Но судьба того, кто дарует пожертвование, не столь однозначна. Предоставление атрибута вызывает такую агонию, которую невозможно описать. Женщины утверждают, что боль при родах меркнет по сравнению с ней, и почти всегда Посвящённый, дающий дар, будет рыдать от боли, иногда рыдая часами после этого.
Но этот большой варвар не вскрикнул. Он даже не всхлипнул. Он просто стоически сидел, капельки пота выступили у него на лбу, пока, наконец, он не потерял сознание от усилий удержаться в вертикальном положении.
Силы покинули его полностью.
В напряженный момент все наблюдали за варваром, чтобы проверить, дышит ли он еще. Слишком часто человек, отдавший свою силу, отдал больше, чем свою силу: он отдал свою жизнь. Ибо, когда силы покинут его, его сердце может оказаться слишком слабым, чтобы биться, или его легкие перестанут дышать.

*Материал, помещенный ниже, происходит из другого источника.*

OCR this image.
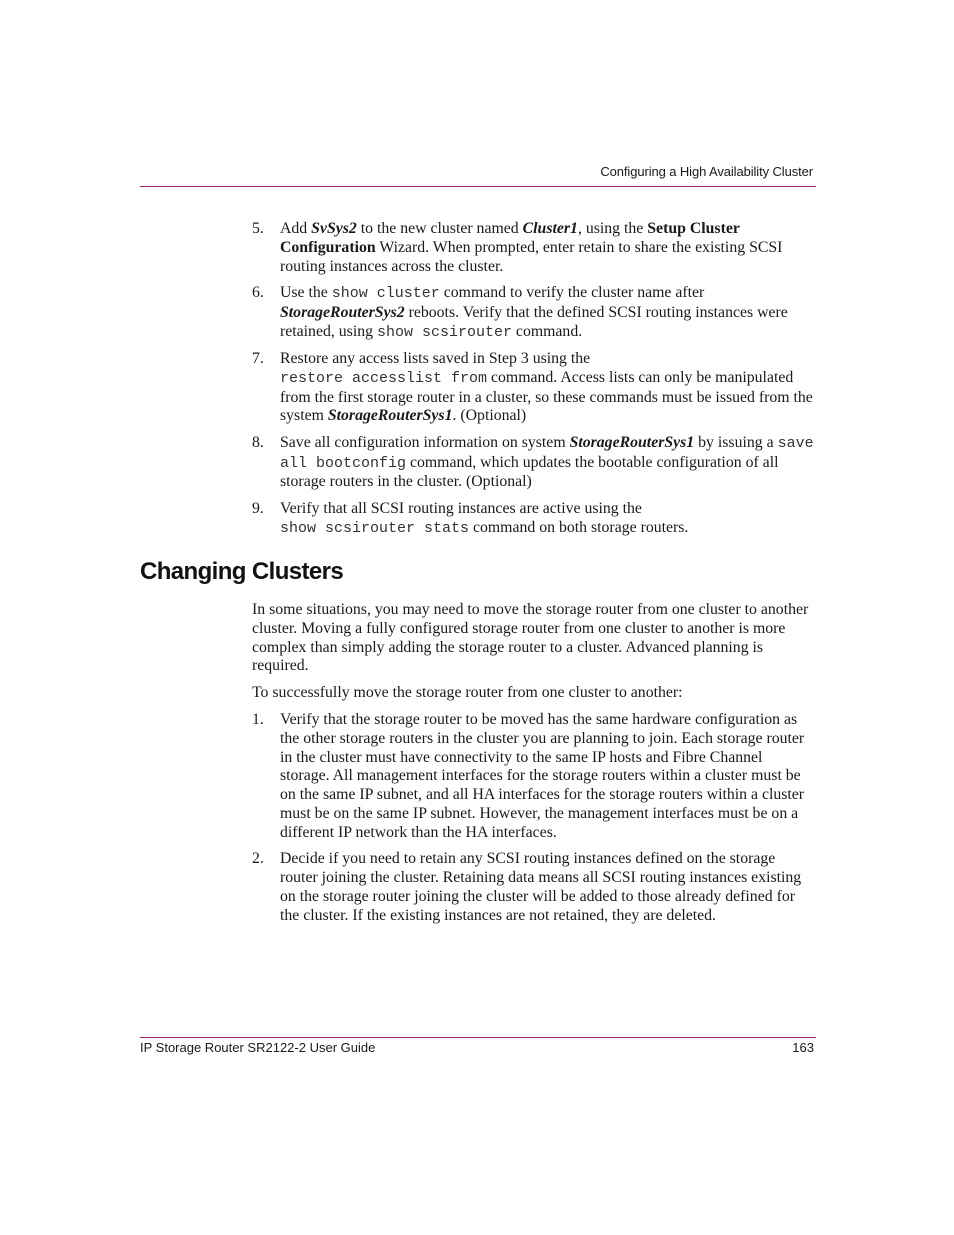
Configuring a High Availability Cluster
5. Add SvSys2 to the new cluster named Cluster1, using the Setup Cluster Configuration Wizard. When prompted, enter retain to share the existing SCSI routing instances across the cluster.
6. Use the show cluster command to verify the cluster name after StorageRouterSys2 reboots. Verify that the defined SCSI routing instances were retained, using show scsirouter command.
7. Restore any access lists saved in Step 3 using the
restore accesslist from command. Access lists can only be manipulated from the first storage router in a cluster, so these commands must be issued from the system StorageRouterSys1. (Optional)
8. Save all configuration information on system StorageRouterSys1 by issuing a save all bootconfig command, which updates the bootable configuration of all storage routers in the cluster. (Optional)
9. Verify that all SCSI routing instances are active using the
show scsirouter stats command on both storage routers.
Changing Clusters
In some situations, you may need to move the storage router from one cluster to another cluster. Moving a fully configured storage router from one cluster to another is more complex than simply adding the storage router to a cluster. Advanced planning is required.
To successfully move the storage router from one cluster to another:
1. Verify that the storage router to be moved has the same hardware configuration as the other storage routers in the cluster you are planning to join. Each storage router in the cluster must have connectivity to the same IP hosts and Fibre Channel storage. All management interfaces for the storage routers within a cluster must be on the same IP subnet, and all HA interfaces for the storage routers within a cluster must be on the same IP subnet. However, the management interfaces must be on a different IP network than the HA interfaces.
2. Decide if you need to retain any SCSI routing instances defined on the storage router joining the cluster. Retaining data means all SCSI routing instances existing on the storage router joining the cluster will be added to those already defined for the cluster. If the existing instances are not retained, they are deleted.
IP Storage Router SR2122-2 User Guide	163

Но варвар лежал на земле, ровно дыша, и даже успел поднять руки, как будто ползя. Он упал на живот и усмехнулся: Я слаб, как ребенок!
При этом раздался крик празднования, потому что, если бы он мог говорить, он бы выжил.
Так началась церемония облечения, и первыми стали те, кто предложил более крупные облечения. К высшим дарам относились сила, грация, остроумие и выносливость, и даровать их было опасным делом. Человек, который проявлял слишком много выносливости, был склонен подхватить любую небольшую лихорадку, проносившуюся по деревне. Те, кто отказался от благодати, часто смущались; их мышцы, неспособные расслабиться, заставят их либо задохнуться из-за нехватки воздуха, либо умереть от голода. Даже те, кто даровал остроумие, могли уйти из жизни, потому что в первые несколько мгновений после вручения дара человеческое сердце могло забыть, как биться.
Таким образом, отважные мужчины и женщины приходили, чтобы предложить дары, и с каждой успешной передачей празднование углублялось, поскольку было доказано, что старик знал, как передавать атрибуты, не убивая своих посвященных.